The implementation side, including governance of clinical decision support, faces a similar challenge, one that requires both simulation and testing to overcome. Ultimately, it’s worth the effort. “Physicians are trying to use every tool they can to improve performance,” Oliver says. “Based on the success we’ve had in reducing readmissions, leadership is now interested in seeing how it performs on more acute clinical events. They want to see how this extra lead time can lead to improved monitoring and patient outcomes.

“I anticipate there will be a growing interest in both the outpatient and inpatient worlds, and there will be more use cases for this general approach,” he adds.

Genome-Based Treatment
Another example of data mining’s vast potential to improve outcomes—and change the way medicine is practiced—are the efforts under way by researchers in the Electronic Medical Records and Genomics (eMERGE) Network, a consortium of US medical research institutions.

Under a $25 million grant from the National Human Genome Research Institute (NHGRI), part of the National Institutes of Health, the eMERGE Network seeks to demonstrate that genomic information linked to disease characteristics and symptoms in EMRs can be used to improve care. The first phase of research, which ran from September 2007 to July 2011, demonstrated that disease characteristics and genetic information found in EMRs can be useful in large genetic studies. Thus far, the eMERGE Network has identified genetic variants associated with dementia, cataracts, HDL cholesterol, peripheral artery disease, white blood cell count, type 2 diabetes, and cardiac conduction defects.

In the second phase, which is slated to be completed in July 2015, researchers are using genomewide association studies across the entire eMERGE network to identify genetic variants associated with 40 more disease characteristics and symptoms. Information obtained from the DNA analysis of about 55,800 participants in each study will be used in clinical care. For example, with appropriate patient consent, researchers may use information about genetic variants involved in drug response to adjust patient medications. Or, for patients with genetic variants associated with diseases such as diabetes or cardiovascular disease, researchers will intervene to prevent, diagnose, and/or treat the condition.

Researchers also are identifying best practices for integrating privacy protections in their research and clinical care, including development of a publically available model for consent language.

Rongling Li, MD, PhD, MPH, an epidemiologist in the division of genomic medicine at the NHGRI and the eMERGE Network director, notes that two workgroups have addressed privacy and consent issues during each phase of the project.

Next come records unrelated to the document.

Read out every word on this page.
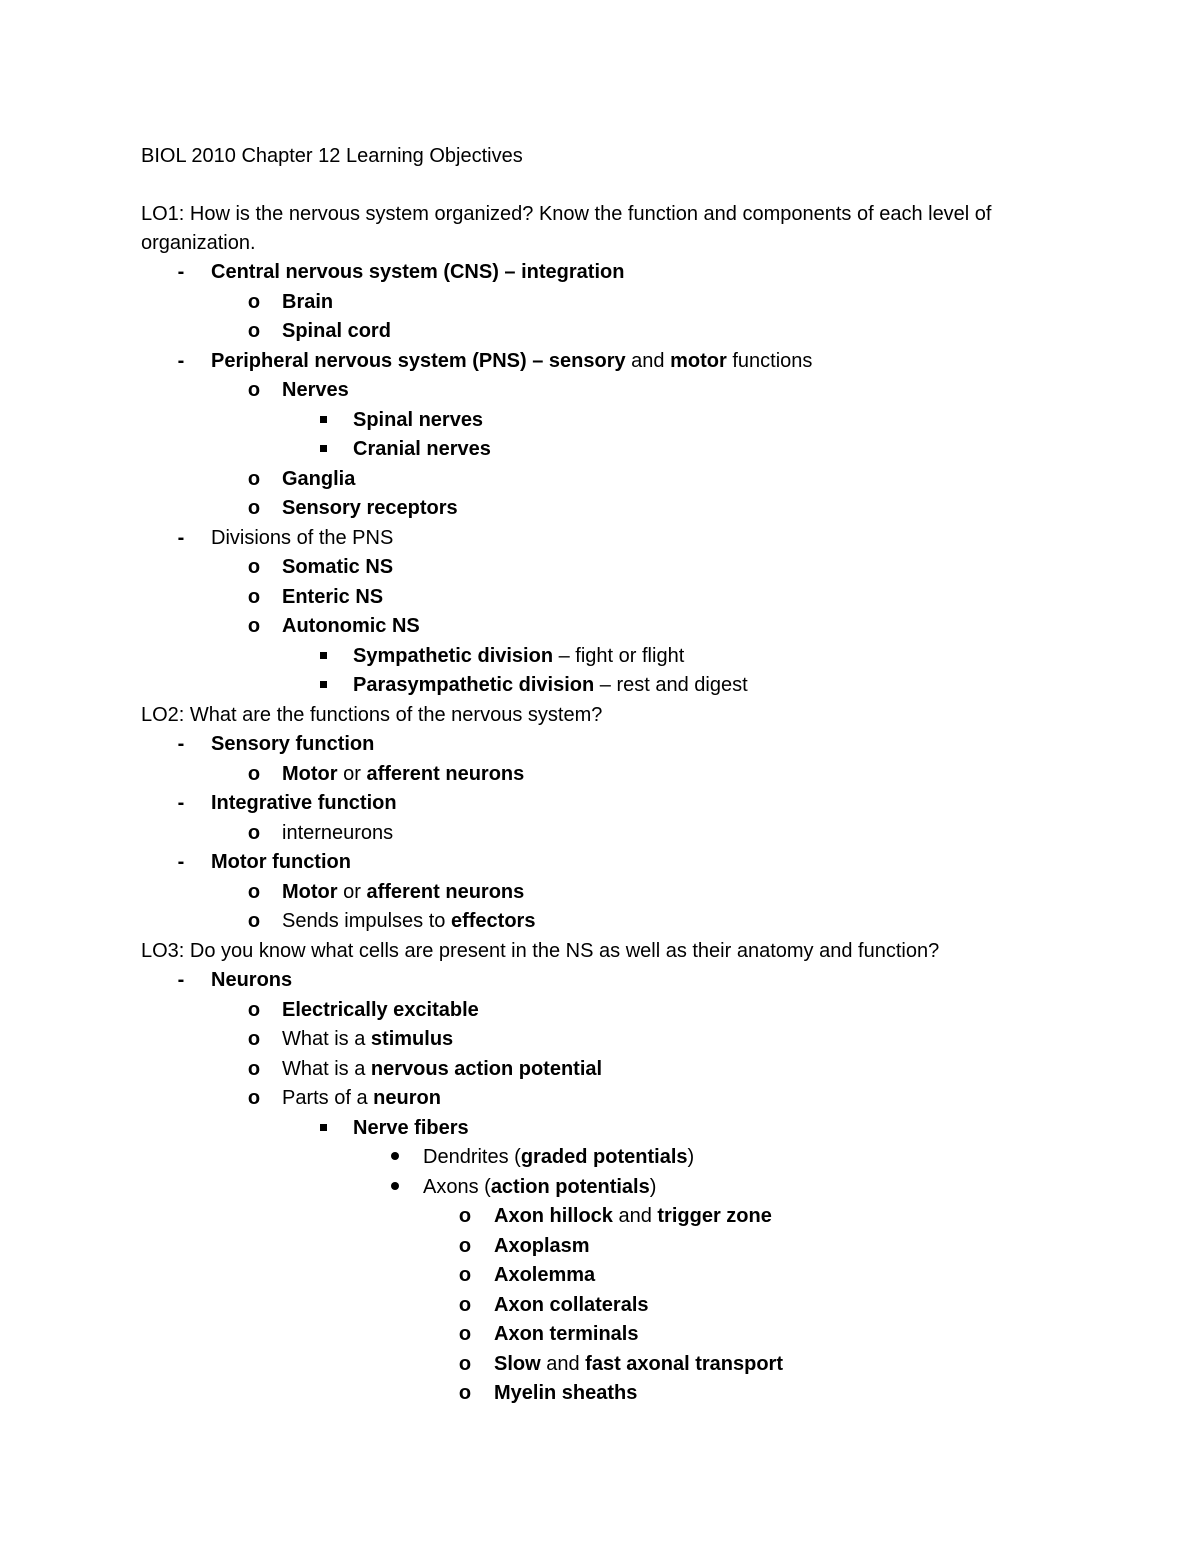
BIOL 2010 Chapter 12 Learning Objectives
LO1: How is the nervous system organized? Know the function and components of each level of organization.
-	Central nervous system (CNS) – integration
o Brain
o Spinal cord
-	Peripheral nervous system (PNS) – sensory and motor functions
o Nerves
Spinal nerves
Cranial nerves
o Ganglia
o Sensory receptors
-	Divisions of the PNS
o Somatic NS
o Enteric NS
o Autonomic NS
Sympathetic division – fight or flight
Parasympathetic division – rest and digest
LO2: What are the functions of the nervous system?
-	Sensory function
o Motor or afferent neurons
-	Integrative function
o interneurons
-	Motor function
o Motor or afferent neurons
o Sends impulses to effectors
LO3: Do you know what cells are present in the NS as well as their anatomy and function?
-	Neurons
o Electrically excitable
o What is a stimulus
o What is a nervous action potential
o Parts of a neuron
Nerve fibers
Dendrites (graded potentials)
Axons (action potentials)
o Axon hillock and trigger zone
o Axoplasm
o Axolemma
o Axon collaterals
o Axon terminals
o Slow and fast axonal transport
o Myelin sheaths
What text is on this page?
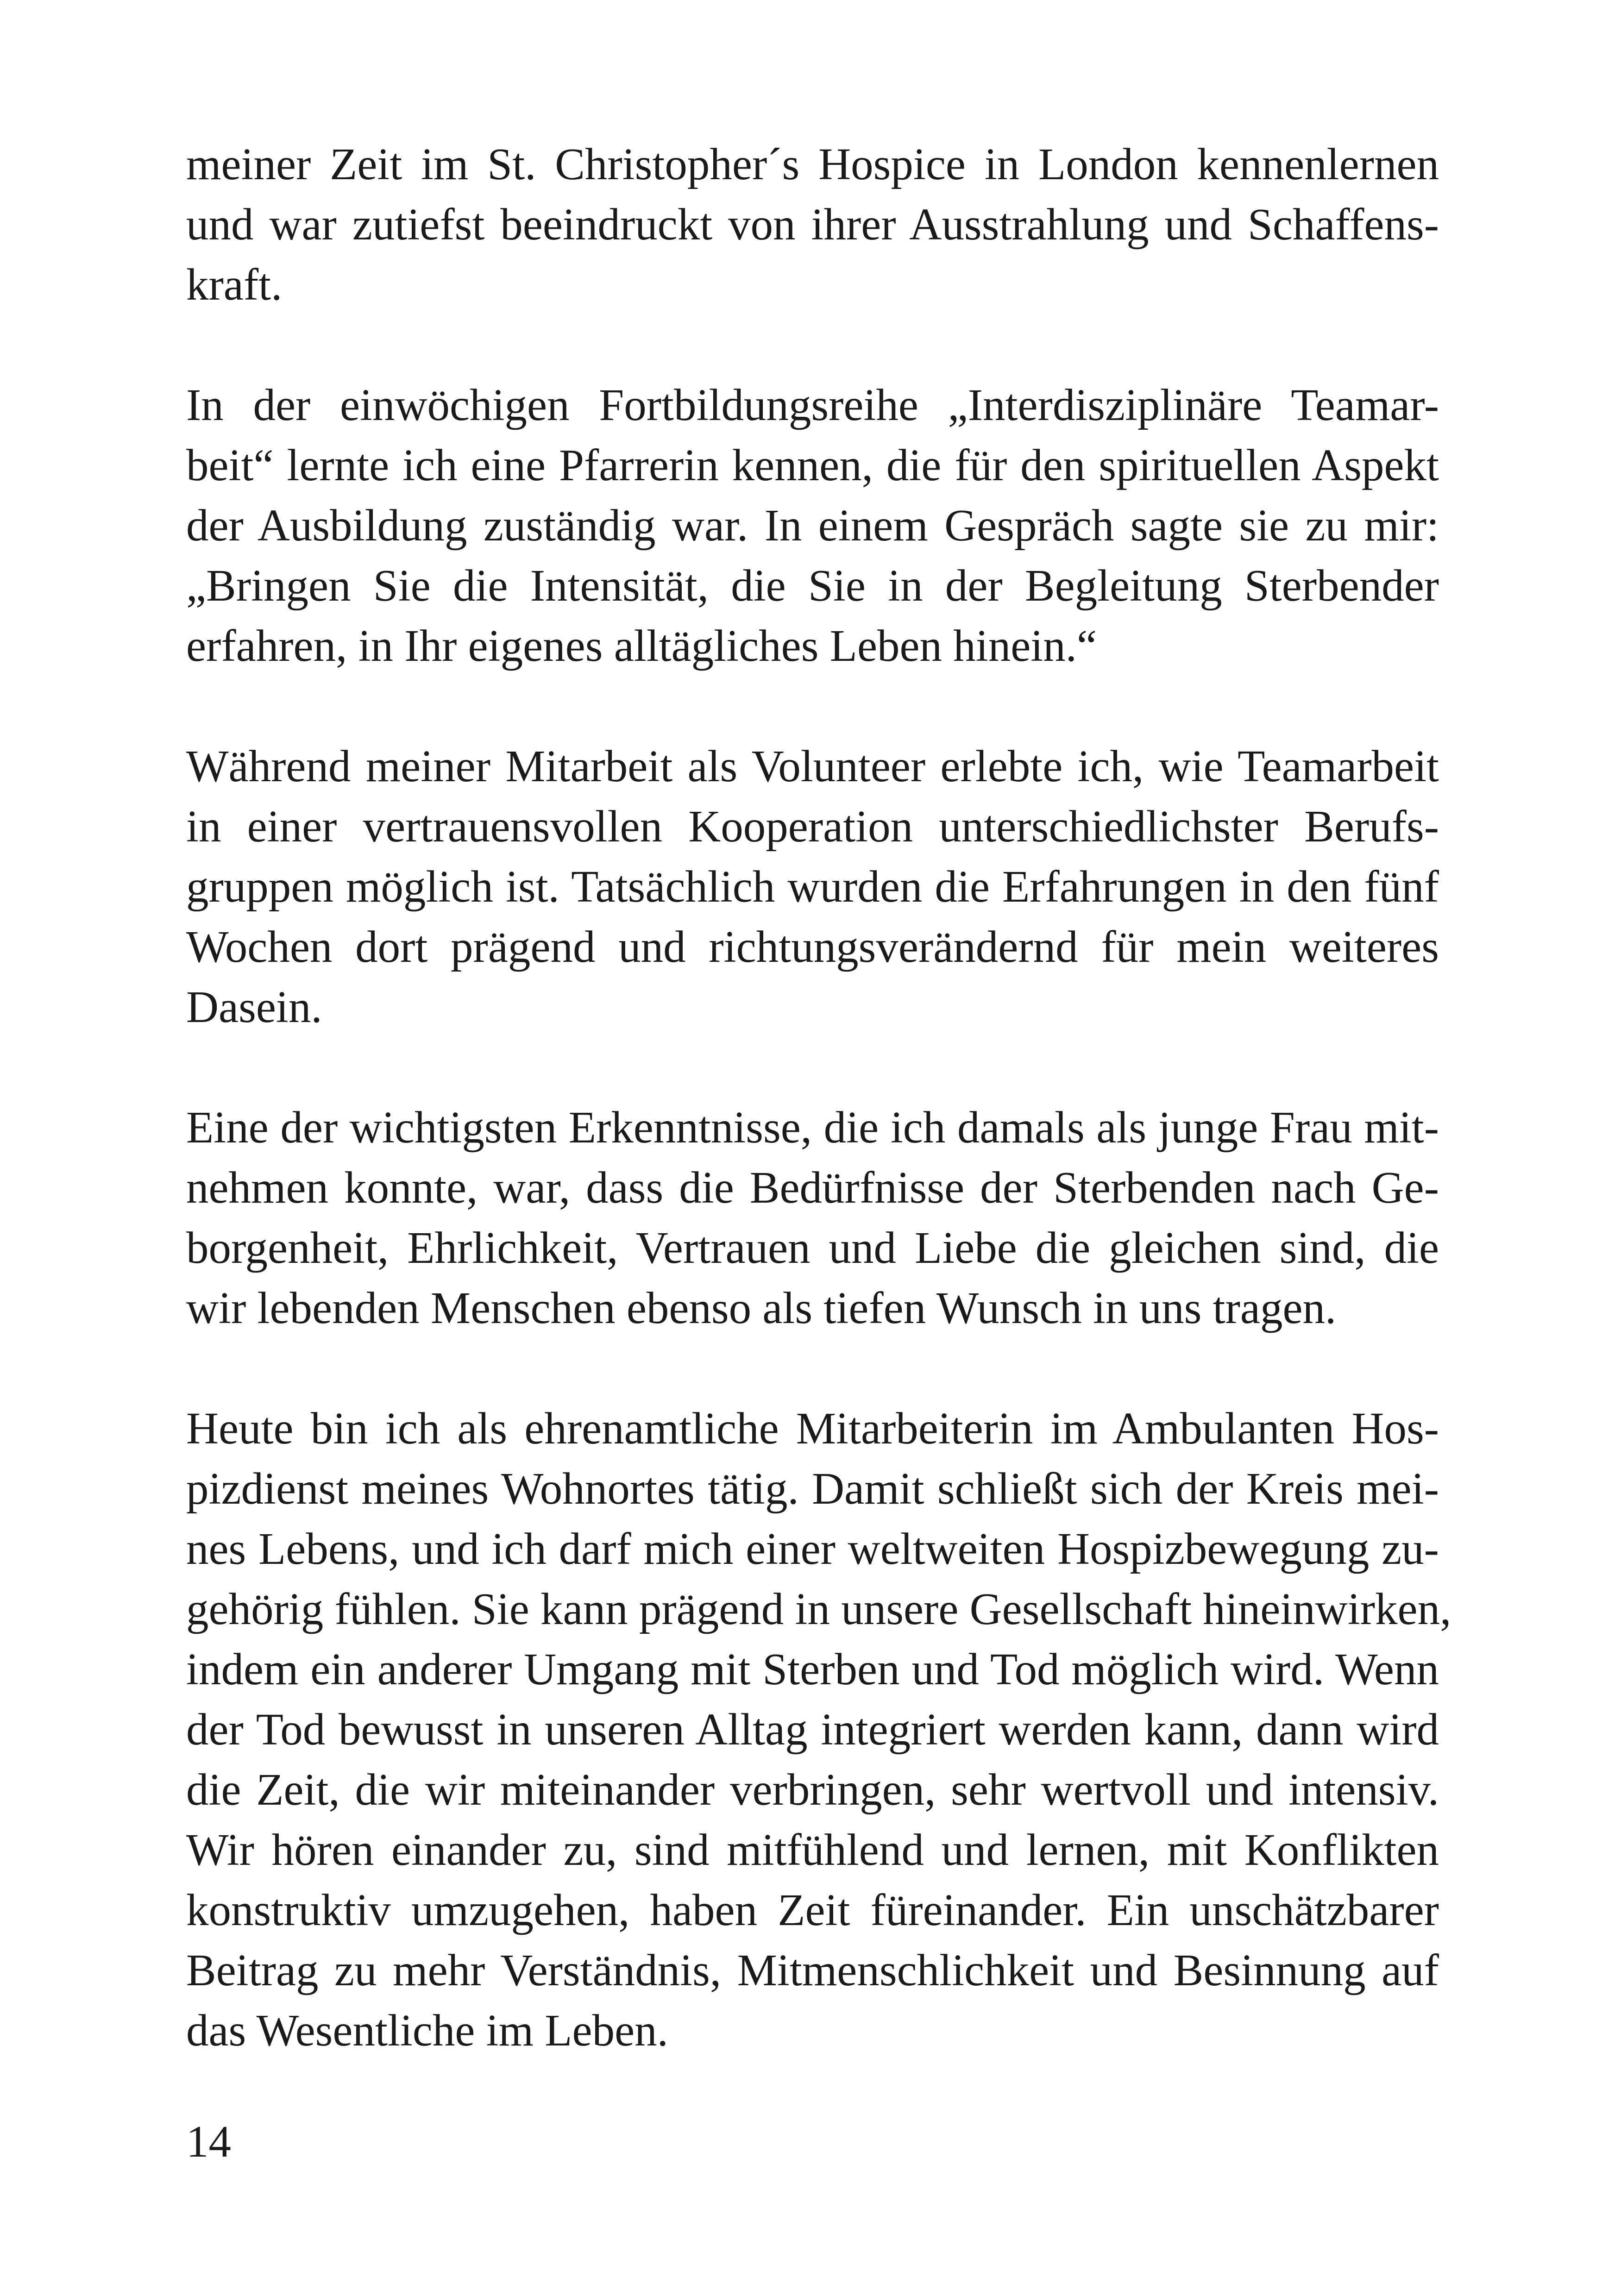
meiner Zeit im St. Christopher´s Hospice in London kennenlernen
und war zutiefst beeindruckt von ihrer Ausstrahlung und Schaffens-
kraft.

In der einwöchigen Fortbildungsreihe „Interdisziplinäre Teamar-
beit“ lernte ich eine Pfarrerin kennen, die für den spirituellen Aspekt
der Ausbildung zuständig war. In einem Gespräch sagte sie zu mir:
„Bringen Sie die Intensität, die Sie in der Begleitung Sterbender
erfahren, in Ihr eigenes alltägliches Leben hinein.“

Während meiner Mitarbeit als Volunteer erlebte ich, wie Teamarbeit
in einer vertrauensvollen Kooperation unterschiedlichster Berufs-
gruppen möglich ist. Tatsächlich wurden die Erfahrungen in den fünf
Wochen dort prägend und richtungsverändernd für mein weiteres
Dasein.

Eine der wichtigsten Erkenntnisse, die ich damals als junge Frau mit-
nehmen konnte, war, dass die Bedürfnisse der Sterbenden nach Ge-
borgenheit, Ehrlichkeit, Vertrauen und Liebe die gleichen sind, die
wir lebenden Menschen ebenso als tiefen Wunsch in uns tragen.

Heute bin ich als ehrenamtliche Mitarbeiterin im Ambulanten Hos-
pizdienst meines Wohnortes tätig. Damit schließt sich der Kreis mei-
nes Lebens, und ich darf mich einer weltweiten Hospizbewegung zu-
gehörig fühlen. Sie kann prägend in unsere Gesellschaft hineinwirken,
indem ein anderer Umgang mit Sterben und Tod möglich wird. Wenn
der Tod bewusst in unseren Alltag integriert werden kann, dann wird
die Zeit, die wir miteinander verbringen, sehr wertvoll und intensiv.
Wir hören einander zu, sind mitfühlend und lernen, mit Konflikten
konstruktiv umzugehen, haben Zeit füreinander. Ein unschätzbarer
Beitrag zu mehr Verständnis, Mitmenschlichkeit und Besinnung auf
das Wesentliche im Leben.

14
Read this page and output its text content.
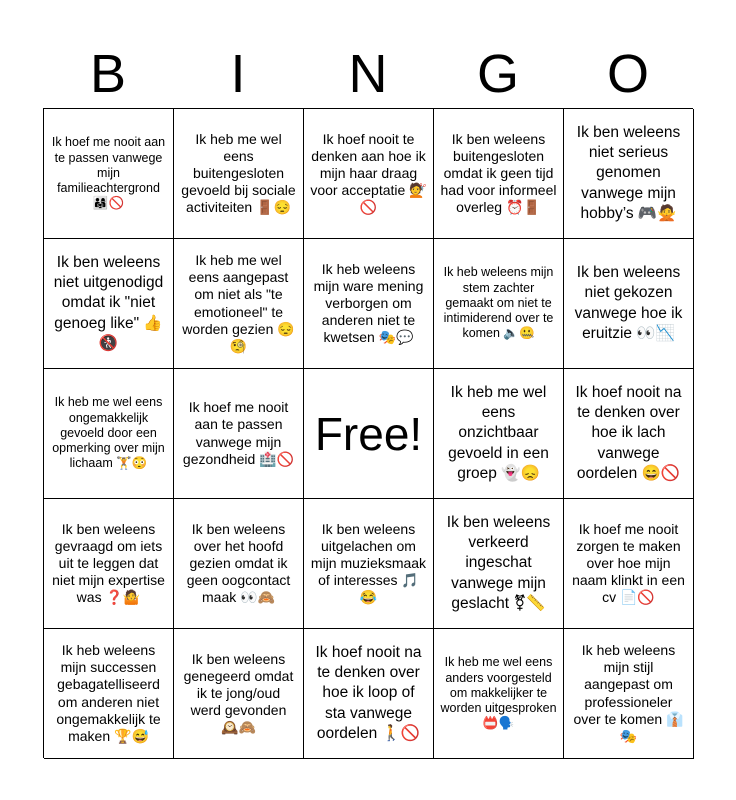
B	I	N	G	O
Ik hoef me nooit aan te passen vanwege mijn familieachtergrond 👨‍👩‍👧🚫
Ik heb me wel eens buitengesloten gevoeld bij sociale activiteiten 🚪😔
Ik hoef nooit te denken aan hoe ik mijn haar draag voor acceptatie 💇 🚫
Ik ben weleens buitengesloten omdat ik geen tijd had voor informeel overleg ⏰🚪
Ik ben weleens niet serieus genomen vanwege mijn hobby’s 🎮🙅
Ik ben weleens niet uitgenodigd omdat ik "niet genoeg like" 👍🚷
Ik heb me wel eens aangepast om niet als "te emotioneel" te worden gezien 😔🧐
Ik heb weleens mijn ware mening verborgen om anderen niet te kwetsen 🎭💬
Ik heb weleens mijn stem zachter gemaakt om niet te intimiderend over te komen 🔈🤐
Ik ben weleens niet gekozen vanwege hoe ik eruitzie 👀📉
Ik heb me wel eens ongemakkelijk gevoeld door een opmerking over mijn lichaam 🏋️😳
Ik hoef me nooit aan te passen vanwege mijn gezondheid 🏥🚫 Free!
Ik heb me wel eens onzichtbaar gevoeld in een groep 👻😞
Ik hoef nooit na te denken over hoe ik lach vanwege oordelen 😄🚫
Ik ben weleens gevraagd om iets uit te leggen dat niet mijn expertise was ❓🤷
Ik ben weleens over het hoofd gezien omdat ik geen oogcontact maak 👀🙈
Ik ben weleens uitgelachen om mijn muzieksmaak of interesses 🎵😂
Ik ben weleens verkeerd ingeschat vanwege mijn geslacht ⚧📏
Ik hoef me nooit zorgen te maken over hoe mijn naam klinkt in een cv 📄🚫
Ik heb weleens mijn successen gebagatelliseerd om anderen niet ongemakkelijk te maken 🏆😅
Ik ben weleens genegeerd omdat ik te jong/oud werd gevonden 🕰️🙈
Ik hoef nooit na te denken over hoe ik loop of sta vanwege oordelen 🚶🚫
Ik heb me wel eens anders voorgesteld om makkelijker te worden uitgesproken 📛🗣️
Ik heb weleens mijn stijl aangepast om professioneler over te komen 👔🎭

Research also is being conducted on the reidentification of deidentified data and the development of a Web tool for risk analysis.

Much like other groups in the business of mining EHR data, the eMERGE Network has had to find ways to address the data integrity issues that can arise when information is compiled from multiple, disparate systems. “The diversity of electronic medical records systems in the eMERGE network results in significant challenges for accurately identifying clinical phenotypes,” Li says.

To resolve the challenge, the eMERGE Network established an informatics workgroup in phase 1 and a phenotyping workgroup in phase 2. The workgroups consist of medical informatics experts and representatives from each study site. Over the past six years, they have developed PheKB, a phenotyping tool, and eleMAP, a data harmonization tool, each of which is available free to the public.

Data and Best Practices
Ultimately, the EMR data mining being conducted at PCCI, UMHS, the emerge Network, and other initiatives will not only lower health care costs through improved population health, it also will resolve issues concerning standards, privacy, and consent that hinder broader use of patent data.

It’s a bit trial and error but, as Oliver says, “The most useful things will always float to the top over time.”

— Elizabeth S. Roop is a Tampa, Florida-based freelance writer specializing in health care and HIT.